Abstract

While the alternation of asexually and sexually reproducing generations is common among the oak gall wasps (Hymenoptera: Cynipidae: Cynipini), it has been hypothesized that the diversity of taxa displaying this unique life cycle is underestimated because either 1) the alternative generation has not yet been described or 2) each generation is currently described as two distinct species and should be collapsed into one heterogonic organism (referred to as ‘closing the life cycle’). Through field observations, experimental rearing, morphological identification, laboratory behavioral assays, and genetic analysis, we demonstrate heterogony in the cynipid species Andricus quercuslanigera (Ashmead 1881) (Hymenoptera: Cynipidae), which was previously only described from the asexual generation.
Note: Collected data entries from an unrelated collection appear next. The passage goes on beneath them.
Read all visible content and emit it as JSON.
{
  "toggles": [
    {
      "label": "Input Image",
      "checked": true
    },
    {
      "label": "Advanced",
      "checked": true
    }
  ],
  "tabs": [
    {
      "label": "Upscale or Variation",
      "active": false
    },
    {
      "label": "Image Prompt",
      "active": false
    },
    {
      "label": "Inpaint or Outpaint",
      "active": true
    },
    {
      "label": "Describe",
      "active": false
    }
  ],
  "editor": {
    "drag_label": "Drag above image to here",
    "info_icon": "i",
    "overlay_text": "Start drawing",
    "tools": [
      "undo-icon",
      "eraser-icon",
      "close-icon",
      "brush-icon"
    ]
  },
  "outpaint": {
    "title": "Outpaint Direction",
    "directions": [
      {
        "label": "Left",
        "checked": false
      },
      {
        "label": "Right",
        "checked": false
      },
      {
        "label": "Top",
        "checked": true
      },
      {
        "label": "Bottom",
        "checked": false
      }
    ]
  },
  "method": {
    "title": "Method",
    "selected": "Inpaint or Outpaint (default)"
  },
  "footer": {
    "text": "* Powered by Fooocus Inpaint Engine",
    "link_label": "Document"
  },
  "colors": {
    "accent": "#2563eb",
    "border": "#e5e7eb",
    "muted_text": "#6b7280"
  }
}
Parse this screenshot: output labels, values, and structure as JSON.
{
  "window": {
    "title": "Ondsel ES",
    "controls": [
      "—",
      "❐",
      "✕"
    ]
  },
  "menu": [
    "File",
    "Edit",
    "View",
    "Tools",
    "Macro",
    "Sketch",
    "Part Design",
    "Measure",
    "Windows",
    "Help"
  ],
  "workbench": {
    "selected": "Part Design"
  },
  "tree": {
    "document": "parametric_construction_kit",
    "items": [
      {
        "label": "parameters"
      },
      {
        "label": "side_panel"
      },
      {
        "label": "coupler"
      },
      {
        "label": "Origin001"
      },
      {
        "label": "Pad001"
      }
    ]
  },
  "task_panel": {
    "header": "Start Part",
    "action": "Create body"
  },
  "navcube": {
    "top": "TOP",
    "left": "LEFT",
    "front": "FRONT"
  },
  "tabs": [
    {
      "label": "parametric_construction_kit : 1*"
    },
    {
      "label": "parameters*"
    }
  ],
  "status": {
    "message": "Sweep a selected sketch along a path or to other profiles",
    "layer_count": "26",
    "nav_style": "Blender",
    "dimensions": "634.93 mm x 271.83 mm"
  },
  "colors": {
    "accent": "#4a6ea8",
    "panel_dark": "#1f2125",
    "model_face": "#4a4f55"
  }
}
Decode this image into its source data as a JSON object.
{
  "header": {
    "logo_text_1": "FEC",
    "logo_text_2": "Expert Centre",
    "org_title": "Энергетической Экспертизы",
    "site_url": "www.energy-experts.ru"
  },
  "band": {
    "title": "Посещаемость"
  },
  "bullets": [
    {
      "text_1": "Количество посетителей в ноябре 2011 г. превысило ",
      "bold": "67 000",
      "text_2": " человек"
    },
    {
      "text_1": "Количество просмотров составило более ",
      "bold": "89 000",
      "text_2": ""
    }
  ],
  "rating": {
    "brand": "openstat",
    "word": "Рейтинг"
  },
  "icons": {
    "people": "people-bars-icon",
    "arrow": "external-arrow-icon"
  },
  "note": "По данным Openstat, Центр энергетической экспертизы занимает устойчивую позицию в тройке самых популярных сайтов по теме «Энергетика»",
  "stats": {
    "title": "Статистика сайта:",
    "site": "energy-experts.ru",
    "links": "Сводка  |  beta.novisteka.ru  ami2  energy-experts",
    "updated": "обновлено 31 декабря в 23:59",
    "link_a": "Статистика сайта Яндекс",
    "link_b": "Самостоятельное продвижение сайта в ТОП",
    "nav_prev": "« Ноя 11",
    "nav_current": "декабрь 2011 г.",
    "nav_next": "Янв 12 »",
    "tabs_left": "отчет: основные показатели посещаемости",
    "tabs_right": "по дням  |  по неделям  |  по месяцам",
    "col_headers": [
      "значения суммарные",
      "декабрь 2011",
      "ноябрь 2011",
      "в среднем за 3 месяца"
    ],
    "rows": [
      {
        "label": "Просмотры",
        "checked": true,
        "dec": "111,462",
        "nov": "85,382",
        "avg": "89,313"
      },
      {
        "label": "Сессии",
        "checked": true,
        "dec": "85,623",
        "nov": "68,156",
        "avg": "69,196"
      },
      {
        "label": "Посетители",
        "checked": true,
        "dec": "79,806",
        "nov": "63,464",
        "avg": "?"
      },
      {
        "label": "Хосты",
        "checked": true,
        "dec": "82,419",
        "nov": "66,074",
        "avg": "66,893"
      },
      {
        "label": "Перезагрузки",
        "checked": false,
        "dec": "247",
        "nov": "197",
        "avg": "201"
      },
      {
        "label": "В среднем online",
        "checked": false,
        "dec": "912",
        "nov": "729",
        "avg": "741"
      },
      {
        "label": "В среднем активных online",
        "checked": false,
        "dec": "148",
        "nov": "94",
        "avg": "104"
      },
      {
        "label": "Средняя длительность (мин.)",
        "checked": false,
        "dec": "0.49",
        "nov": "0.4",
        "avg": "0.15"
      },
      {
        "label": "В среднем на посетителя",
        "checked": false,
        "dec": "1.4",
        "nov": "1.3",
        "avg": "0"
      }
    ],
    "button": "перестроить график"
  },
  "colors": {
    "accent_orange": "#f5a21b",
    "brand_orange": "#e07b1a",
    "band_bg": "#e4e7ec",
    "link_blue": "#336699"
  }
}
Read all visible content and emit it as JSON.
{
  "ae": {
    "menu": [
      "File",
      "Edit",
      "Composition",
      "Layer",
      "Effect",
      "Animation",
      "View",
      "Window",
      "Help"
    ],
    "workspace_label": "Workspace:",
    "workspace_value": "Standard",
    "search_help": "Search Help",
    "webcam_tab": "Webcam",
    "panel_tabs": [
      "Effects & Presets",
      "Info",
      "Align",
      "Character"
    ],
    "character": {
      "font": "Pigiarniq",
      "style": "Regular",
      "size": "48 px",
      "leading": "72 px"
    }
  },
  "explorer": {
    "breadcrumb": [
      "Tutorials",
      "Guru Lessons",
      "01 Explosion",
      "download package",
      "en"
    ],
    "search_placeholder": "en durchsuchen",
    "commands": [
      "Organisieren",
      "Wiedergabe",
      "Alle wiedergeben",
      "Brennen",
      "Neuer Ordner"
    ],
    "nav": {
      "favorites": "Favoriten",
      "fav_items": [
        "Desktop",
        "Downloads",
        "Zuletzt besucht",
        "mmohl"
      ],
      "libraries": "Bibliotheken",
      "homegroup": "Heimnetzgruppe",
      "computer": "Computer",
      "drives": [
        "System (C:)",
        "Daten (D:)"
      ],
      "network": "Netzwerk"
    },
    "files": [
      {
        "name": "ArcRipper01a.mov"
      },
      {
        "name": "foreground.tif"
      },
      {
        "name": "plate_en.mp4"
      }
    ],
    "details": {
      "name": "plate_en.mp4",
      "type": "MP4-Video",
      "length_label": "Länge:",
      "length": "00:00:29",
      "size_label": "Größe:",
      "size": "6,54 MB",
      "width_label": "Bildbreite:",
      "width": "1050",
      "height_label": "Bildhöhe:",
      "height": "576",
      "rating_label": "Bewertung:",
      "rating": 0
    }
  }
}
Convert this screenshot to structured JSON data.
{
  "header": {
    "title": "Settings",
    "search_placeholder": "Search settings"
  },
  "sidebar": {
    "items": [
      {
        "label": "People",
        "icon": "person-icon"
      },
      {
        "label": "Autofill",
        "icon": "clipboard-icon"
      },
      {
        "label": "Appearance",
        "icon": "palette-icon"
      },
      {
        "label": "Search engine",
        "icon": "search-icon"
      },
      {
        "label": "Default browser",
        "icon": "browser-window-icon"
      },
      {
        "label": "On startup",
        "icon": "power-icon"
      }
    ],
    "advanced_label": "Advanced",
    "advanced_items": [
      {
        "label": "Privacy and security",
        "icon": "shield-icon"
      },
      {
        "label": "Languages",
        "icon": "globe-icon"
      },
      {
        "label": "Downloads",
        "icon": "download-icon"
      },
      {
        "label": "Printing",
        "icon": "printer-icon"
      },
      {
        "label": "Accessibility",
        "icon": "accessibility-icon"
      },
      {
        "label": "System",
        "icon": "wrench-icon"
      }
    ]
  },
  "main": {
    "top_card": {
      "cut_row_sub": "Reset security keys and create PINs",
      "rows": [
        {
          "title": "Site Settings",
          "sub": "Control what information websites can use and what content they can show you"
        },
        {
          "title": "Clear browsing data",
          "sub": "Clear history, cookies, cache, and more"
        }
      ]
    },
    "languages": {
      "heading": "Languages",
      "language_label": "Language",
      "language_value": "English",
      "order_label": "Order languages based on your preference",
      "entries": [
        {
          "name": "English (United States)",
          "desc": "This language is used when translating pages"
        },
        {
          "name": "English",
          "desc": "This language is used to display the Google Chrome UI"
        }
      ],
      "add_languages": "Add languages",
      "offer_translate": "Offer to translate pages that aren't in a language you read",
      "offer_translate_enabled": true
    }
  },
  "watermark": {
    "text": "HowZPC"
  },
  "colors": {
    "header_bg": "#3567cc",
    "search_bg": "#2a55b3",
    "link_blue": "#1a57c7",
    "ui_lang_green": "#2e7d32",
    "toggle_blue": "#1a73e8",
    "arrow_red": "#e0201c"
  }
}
We confirm that the asexual generation, which develops in ‘fuzzy’ galls on the central vein on the underside of leaves on live oaks in southeast Texas, Quercus virginiana, represents only one generation in a bivoltine life cycle that alternates with a newly discovered sexual generation that develops in galls on catkins on the same host. Our study highlights the need for detailed inspections of the life cycles of unisexual gall wasp species and we discuss the closure of the A. quercuslanigera life cycle in light of recent advances in the study of the ecology and evolution of heterogony in the Cynipidae.